The unit is located at the Department of Paediatric Dentistry of the University of the Western Cape (UWC).

Dalene Swart, president of the Rotary Club of Bellville, who helped initiate the project, told the audience how she joined the club in February 2020 to make a difference in her community.

“Little did I know that I would be standing in front of you with a huge lump in my heart.”

It was Swart who used the reference to the number one, when explaining how Dr Gerald Paris, a fellow club member, brought a family member for dental treatment at UWC. Here he met Dr Craig Peck, head of Paediatric Dentistry at UWC.

And Peck told Paris of the dream to start a state-of-the-art paediatric dental facility, which would provide service, as well as training.

The Rotary Club invited them to do a presentation on the idea.

Peck, along with Dr Nicoline Potgieter, president of the South African Association of Paediatric Dentistry (SAAPD) and course coordinator for the Masters programme in Paediatric Dentistry at UWC, presented their dream to the club. “When they mentioned special needs children . . . I was like, okay, we’re doing this,” Swart said. “I have a soft spot. And here we are today.”

Raising funds

The club set to work raising funds. In the end the Rotarians raised R1,1 million which was given by clubs from the USA, one from the United Kingdom and one from Canada (Kentville, Hollis Brookline, Fair Haven, Charlottetown, Wenatchee Sunrise and Washington Forge and the Rotary Foundation). “It could not have been done by one individual. We had to collaborate.”

David Holtzhausen, former president and current treasurer of the Bellville Rotary, took the lead on the project.

The initiative was completed with further help by the Provincial Government of the Western Cape (PGWC).

Game-changer

This project is expected to increase treatment capacity in the field of Paediatric Dentistry. It will also foster disease prevention and treatment programmes, bolster healthcare systems, and in time, significantly reduce the burden of disease and need for care under general anaesthesia.

UWC trains 55% of the dental students in South Africa.

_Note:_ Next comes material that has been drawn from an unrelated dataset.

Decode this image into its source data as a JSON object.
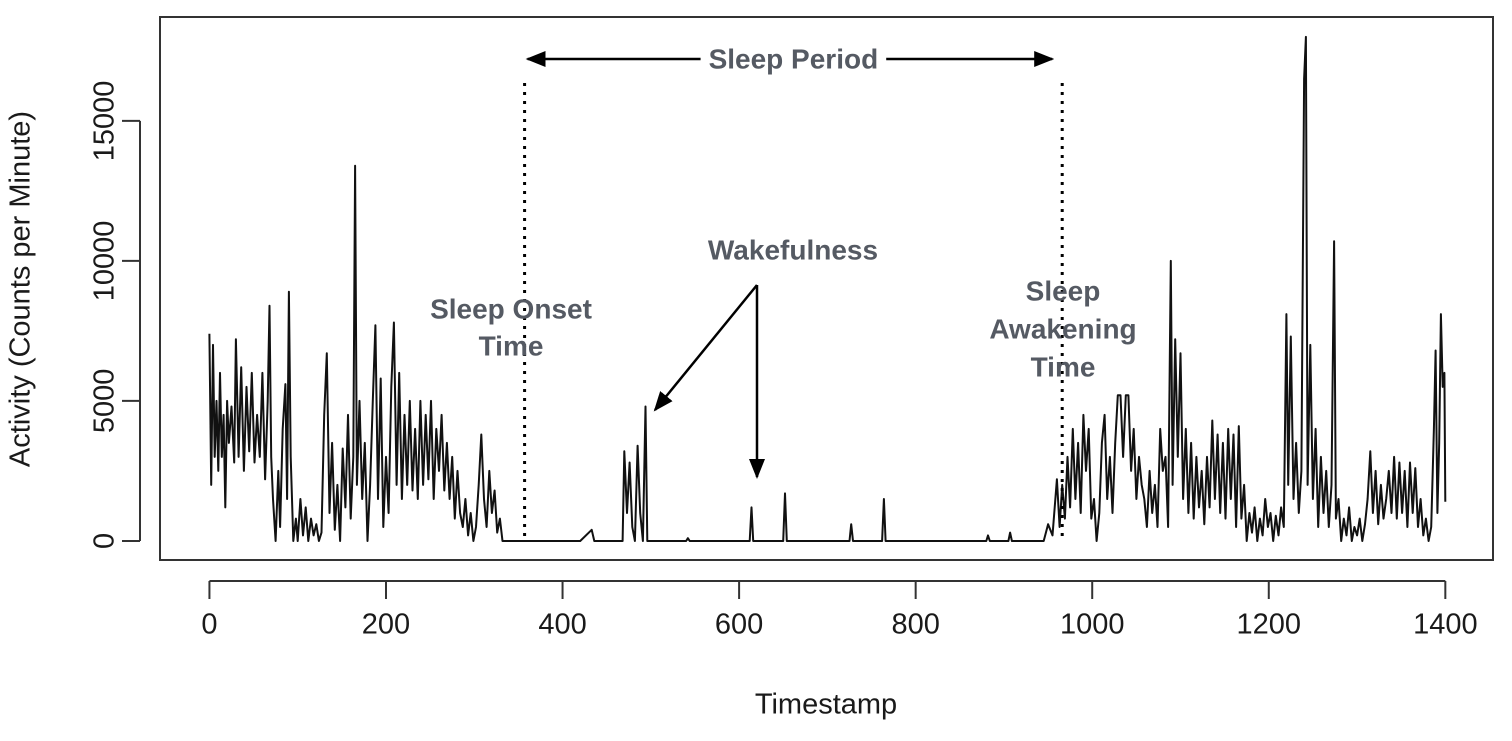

“One global grant, changing the lives of hundreds, thousands . . . maybe even millions of children.” Potgieter says expert oral health care is very important and this unit is a game-changer. “It is important to note, oral health directly impacts general health which directly impacts quality of life. It is our responsibility to provide the basic health care needs of our children. The technological advances incorporated into the unit support minimally invasive techniques and preventative dentistry and the environment is focused on making the dental visit more pleasant for the child patient. Hopefully this is the first of many dedicated paediatric and special needs units across South Africa.”

This project is scheduled for full implementation by the end of October this year.